I sigh inside, feeling complicated by a presence that is perhaps rare in this world and that really worries me.

It's just the first time I'm with Lizzie.

To hold hands with someone, to be kind for no reason, to want to be needed. And I also don't think you want me to hate you.

It's kind of around the chest.

Does a normal person bother a lot this way? Thank you for your hard work.

But I also didn't think it was too bad watching Lizzie stretch out or pull in to mop my slightly rounded back. The person is very serious, so of course I won't say that.

But I got in real trouble.

The troublesome thing is, it looks like potent weather, and this kid is astute.

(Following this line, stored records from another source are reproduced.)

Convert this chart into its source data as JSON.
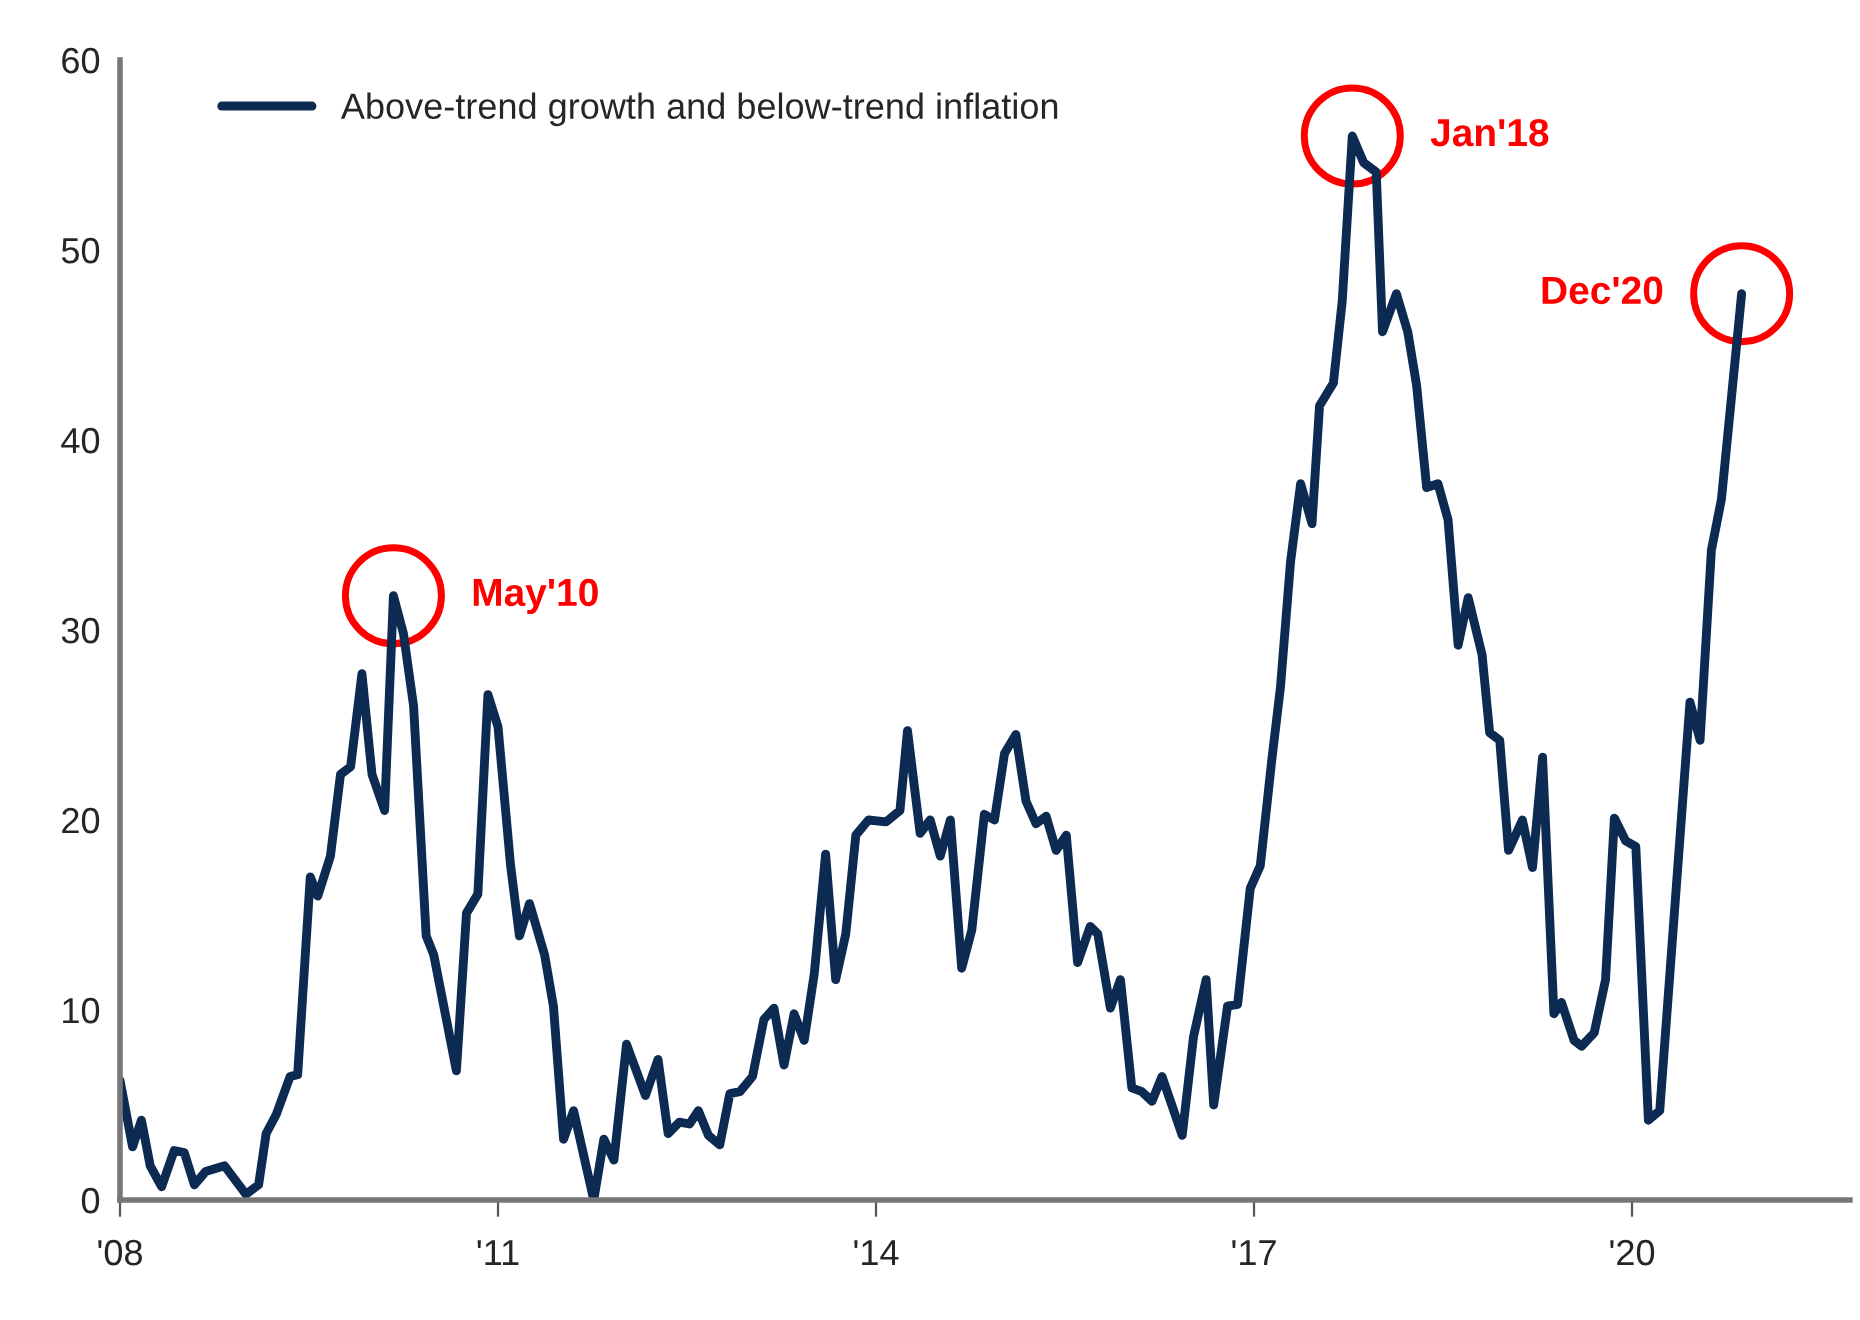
{
  "chart_data": {
    "type": "line",
    "x": [
      2008.0,
      2008.1,
      2008.17,
      2008.24,
      2008.33,
      2008.43,
      2008.51,
      2008.59,
      2008.68,
      2008.83,
      2009.0,
      2009.1,
      2009.16,
      2009.24,
      2009.35,
      2009.41,
      2009.51,
      2009.57,
      2009.67,
      2009.75,
      2009.83,
      2009.92,
      2010.0,
      2010.1,
      2010.17,
      2010.25,
      2010.33,
      2010.43,
      2010.49,
      2010.67,
      2010.75,
      2010.84,
      2010.92,
      2011.0,
      2011.1,
      2011.17,
      2011.25,
      2011.37,
      2011.44,
      2011.52,
      2011.6,
      2011.76,
      2011.84,
      2011.92,
      2012.02,
      2012.17,
      2012.27,
      2012.35,
      2012.44,
      2012.52,
      2012.59,
      2012.67,
      2012.76,
      2012.84,
      2012.92,
      2013.02,
      2013.11,
      2013.19,
      2013.27,
      2013.35,
      2013.43,
      2013.51,
      2013.6,
      2013.68,
      2013.76,
      2013.84,
      2013.94,
      2014.08,
      2014.19,
      2014.25,
      2014.35,
      2014.43,
      2014.51,
      2014.59,
      2014.68,
      2014.76,
      2014.86,
      2014.94,
      2015.02,
      2015.11,
      2015.19,
      2015.27,
      2015.35,
      2015.43,
      2015.51,
      2015.6,
      2015.7,
      2015.76,
      2015.86,
      2015.94,
      2016.03,
      2016.11,
      2016.19,
      2016.27,
      2016.43,
      2016.52,
      2016.62,
      2016.68,
      2016.79,
      2016.87,
      2016.97,
      2017.05,
      2017.14,
      2017.21,
      2017.29,
      2017.37,
      2017.46,
      2017.52,
      2017.63,
      2017.7,
      2017.78,
      2017.87,
      2017.97,
      2018.02,
      2018.13,
      2018.22,
      2018.29,
      2018.37,
      2018.46,
      2018.54,
      2018.62,
      2018.7,
      2018.81,
      2018.87,
      2018.95,
      2019.02,
      2019.13,
      2019.21,
      2019.29,
      2019.38,
      2019.44,
      2019.54,
      2019.6,
      2019.7,
      2019.79,
      2019.86,
      2019.95,
      2020.03,
      2020.13,
      2020.22,
      2020.46,
      2020.54,
      2020.63,
      2020.71,
      2020.87
    ],
    "series": [
      {
        "name": "Above-trend growth and below-trend inflation",
        "color": "#0d2b52",
        "values": [
          6.3,
          2.8,
          4.2,
          1.8,
          0.7,
          2.6,
          2.5,
          0.8,
          1.5,
          1.8,
          0.3,
          0.8,
          3.5,
          4.5,
          6.5,
          6.6,
          17,
          16,
          18.1,
          22.4,
          22.8,
          27.7,
          22.4,
          20.5,
          31.8,
          29.8,
          26,
          13.9,
          12.9,
          6.8,
          15.1,
          16.1,
          26.6,
          24.9,
          17.6,
          13.9,
          15.6,
          12.9,
          10.2,
          3.2,
          4.7,
          0,
          3.2,
          2.1,
          8.2,
          5.5,
          7.4,
          3.5,
          4.1,
          4.0,
          4.7,
          3.4,
          2.9,
          5.6,
          5.7,
          6.5,
          9.5,
          10.1,
          7.1,
          9.8,
          8.4,
          11.9,
          18.2,
          11.6,
          14,
          19.2,
          20,
          19.9,
          20.5,
          24.7,
          19.3,
          20,
          18.1,
          20,
          12.2,
          14.2,
          20.3,
          20,
          23.5,
          24.5,
          21,
          19.8,
          20.2,
          18.4,
          19.2,
          12.5,
          14.4,
          14,
          10.1,
          11.6,
          5.9,
          5.7,
          5.2,
          6.5,
          3.4,
          8.6,
          11.6,
          5,
          10.2,
          10.3,
          16.4,
          17.6,
          23.1,
          27,
          33.6,
          37.7,
          35.6,
          41.8,
          43,
          47.3,
          56,
          54.6,
          54.1,
          45.7,
          47.7,
          45.7,
          42.9,
          37.5,
          37.7,
          35.8,
          29.2,
          31.7,
          28.7,
          24.6,
          24.2,
          18.4,
          20,
          17.5,
          23.3,
          9.8,
          10.4,
          8.4,
          8.1,
          8.8,
          11.6,
          20.1,
          18.9,
          18.6,
          4.2,
          4.7,
          26.2,
          24.2,
          34.2,
          36.9,
          47.7
        ]
      }
    ],
    "xlim": [
      2008,
      2021.73
    ],
    "xticks": [
      {
        "value": 2008,
        "label": "'08"
      },
      {
        "value": 2011,
        "label": "'11"
      },
      {
        "value": 2014,
        "label": "'14"
      },
      {
        "value": 2017,
        "label": "'17"
      },
      {
        "value": 2020,
        "label": "'20"
      }
    ],
    "ylim": [
      0,
      60
    ],
    "yticks": [
      0,
      10,
      20,
      30,
      40,
      50,
      60
    ],
    "annotations": [
      {
        "text": "May'10",
        "x": 2010.17,
        "y": 31.8
      },
      {
        "text": "Jan'18",
        "x": 2017.78,
        "y": 56
      },
      {
        "text": "Dec'20",
        "x": 2020.87,
        "y": 47.7
      }
    ],
    "grid": false,
    "legend": "top left",
    "marker": "none",
    "line_style": "solid"
  }
}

One day in the not-so-distant future, she'll realize she's not who I think she is. And I guess I'll be disappointed and refused.

I don't want them to know I'm a ruthless person who can't even sympathize if possible, and I don't want them to know more about this hand being dirty with blood, etc.

I still feel that way because I want to be the person Lizzie needs, and I'm just a little scared that I'm going to want that.

No, you're not. I am terrified that she will change me. [M]

I can't believe someone needs me because I know I just strangle myself.

We need to make sure we keep the right distance. Anytime, so you can leave. so that it can be undone.

Someone used to say that.

He said it was better to feel alone and lonely than lonely in people.

"I'm really fine. Better to hang out with dance practice than horseback riding from now on?

I tease her in a mean way so she can smoke and laugh at her.

Nothing must have changed. Yet Lizzie looked weird again.

I had this complex feeling of mixing fear and pale expectations about her condition. [M]

Tap the screen to use advanced tools Tip: You can use left and right keyboard keys to browse between chapters.